There's a lot of confusion about Lisp (especially concerning the capitalisation). There have only been two main dialects for the last 30 years: Common Lisp (or just Lisp) and Scheme. Common Lisp is supposed to be the industrial language. Scheme is the academic language. The former was standardised in the mid-80s.
I don't know what dialect of Lisp Corona688 learned, but it isn't Common Lisp or Scheme. You can't prove very much about a Lisp program, because there are no guarantees about what a piece of Lisp code will do. The language is a mess. It allows more pernicious side-effects than any other language, allowing extreme behaviour such as being able to reflect into arbitrary namespaces and rebind symbols on the fly, thereby forcing code to be recompiled and uninlined all over the place and dangerously changing a program's behaviour.

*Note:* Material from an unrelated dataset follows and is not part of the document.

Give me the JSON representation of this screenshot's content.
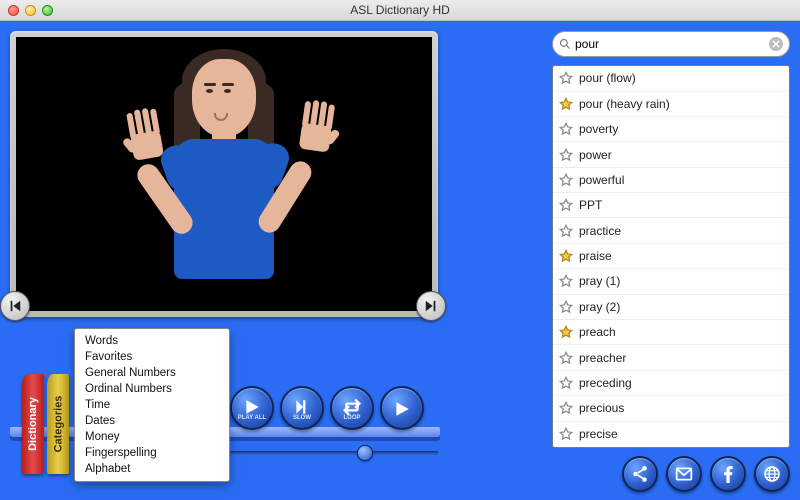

This sort of thing means that Lisp is probably the most
hackable language out there. And it has been hacked to death. Common Lisp itself was the result of standardising arcane language hacks across numerous dialects. Hackery is pretty necessary in computers that are Lisp all the way down to the machine-level (Lisp machines). But it means that guarantees and proof go out the window.
No, the folklore selling point for the elegance of Lisp lay in how easy it was to write a Lisp interpreter in Lisp. The principle data-structure is the symbolic expression, one designed by John McCarthy to represent parsed code. Parsing itself is trivial. The language barely has syntax. And besides, there is a library function "read" which will do parsing for you. After that, it's just a matter of doing a big switch statement and working out how to compose a
continuation (a first-class higher-order function, a kind of object that was for a long time unique to Lisp), and then finally throwing the continuation the identity function.
The ability to do this sort of thing means that it's very easy to write a custom Lisp interpreter and so experiment with new language features. This was called the "Art of the Metacircular Evaluator". It led to such things as Brian Smith's infinite reflective tower which went on to become the basis for reflection in many object-oriented programming languages (including Python).
This isn't a big deal anymore, as there are languages which do the metacircular stuff
much better and more sanely, and which really do allow you to prove properties of programs.